FATİH ÖZKILINÇ- Ege Sanayicileri ve İşinsanları Derneği(ESİAD) tarafından dernek merkezinde düzenlenen “ESİAD Ekon 101” başlıklı toplantıda makro ekonomik görünümün ele alındı. Toplantının açılışında konuşan ESİAD Başkanı Mustafa Karabağlı, ülke ekonomisine ilişkin değerlendirmelerde bulunarak “Demokrasi hukukun üstünlüğü en önemli konularımız arasında. Adaletin olmadığı yerde güven olmuyor. Güven olmayınca da ekonominin gelişmesi ve sağlıklı bir ekonominin tesis edilmesi pek de mümkün değil. Bunu yaşayarak gördük. Avrupa Birliği(AB) bütünleşme politikalarına geri dönülerek güven tesis edici bir modelin yeniden inşa edilmesi gerekiyor” dedi.

 


İşsizlik sorunu 4 yıldan önce çözülemez


Türkiye ekonomisine dair paylaşımlarda bulunan ESİAD Ekonomi, Finans ve Maliye Yuvarlak Masası Başkanı Muhittin Bilget, “Türkiye bu yılı yüzde 8-9 civarında bir büyümeyle kapatacak. Önümüzdeki sene ise en iyimser ekonomistler bile yüzde 5 büyümeyi görmüyor. Türkiye’de geniş tanımlı işsizlik yüzde 30’larda. Genç işsizlik ise yüzde 25’lerde. Her yıl iş gücüne 1 milyon kişi katılıyor. Muhalefet lideri bile bu sorunun 4-5 yılda çözülebileceğini söylüyor. Gerçekçi olmamız lazım. Geniş tanımlı işsizliği ve genç işsizliği 4-5 seneden önce yüzde 20’lerin altına düşürmemiz pek mümkün görünmüyor. Dünyada koronavirüse rağmen işsizlik yok denilecek boyutta” diye konuştu.


Enflasyondaki yükseliş devam edecek


Enflasyon rakamlarının aşağıya inmeyeceği noktasında herkesin hemfikir olduğunu da kaydeden Bilget, “Enflasyondaki yükleşin devam edeceği noktasında da herkes hemfikir. Son yaşananlar beraberinde zincirleme biçimde zamları getirecek. Asgari ücrette yüzde 25’ten aşağı bir artış beklemiyorum. İhracatımız bu sene ilk defa psikolojik sınırı geçiyor. Ama ne parsak yapalım bu 50 milyar dolar civarında bir dış ticaret açığı vereceğiz. Son 18 yılda 570 milyar dolar cari açık verdik. 446 milyar dolar dış borcumuz var. Dış borcumuzun milli gelirimize oranı yüzde 58. Yıl sonunda 55-56’larda bitecek. Ekonominin ve dış ilişkilerin dünya ile iyi gittiği dönemde bu oran 34’lere kadar gerilemişti. Dış borcun yüzde 77’si orta ve uzun vadeli. Yüzde 23’ü kısa vadeli. Finansal borçları çıkıp reel sektöre baktığımızda borçlar çevrilebiliyor” şeklinde konuştu.
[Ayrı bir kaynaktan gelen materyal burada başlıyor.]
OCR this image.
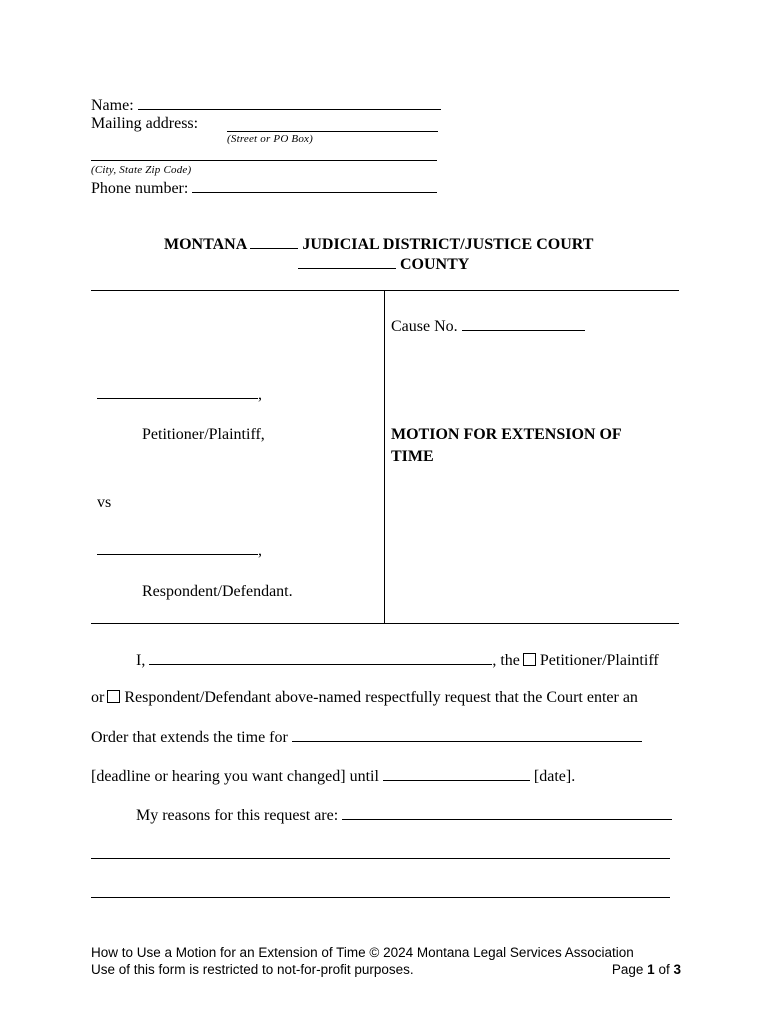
Name:
Mailing address:
(Street or PO Box)
(City, State Zip Code)
Phone number:
MONTANA	JUDICIAL DISTRICT/JUSTICE COURT
COUNTY
,
Petitioner/Plaintiff,
vs
,
Respondent/Defendant.
Cause No.
MOTION FOR EXTENSION OF
TIME
I,	, the Petitioner/Plaintiff
or Respondent/Defendant above-named respectfully request that the Court enter an
Order that extends the time for
[deadline or hearing you want changed] until	[date].
My reasons for this request are:
How to Use a Motion for an Extension of Time © 2024 Montana Legal Services Association
Use of this form is restricted to not-for-profit purposes.	Page 1 of 3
TL kadar değer kaybeden başka para yok


Türkiye ekonomisindeki risklere dikkat çeken Eski Hazineci ve Bankacı Kerim Rota ise “Dünyada enflasyon sorunu çoktan bitti. Türkiye enflasyon sorununu ciddiye almadı. Türkiye’de enflasyon çok yüksek. Enflasyonu ciddiye almak lazım. Ama enflasyonla mücadele ciddiyeti yok. Yüksek enflasyon yüksek faize yol açıyor. Hem enflasyonun hem de faizin yüksek olması birçok şeyi bozuyor. 1994 yılından 2021 yılına kadar TL’nin reel olarak en düşük olduğu seviyeye geldik. Türkiye’de satın alma gücü en düşük seviyelerde. Türk lirası kadar değer kaybeden başka bir ülke para birimi yok” ifadelerini kullandı.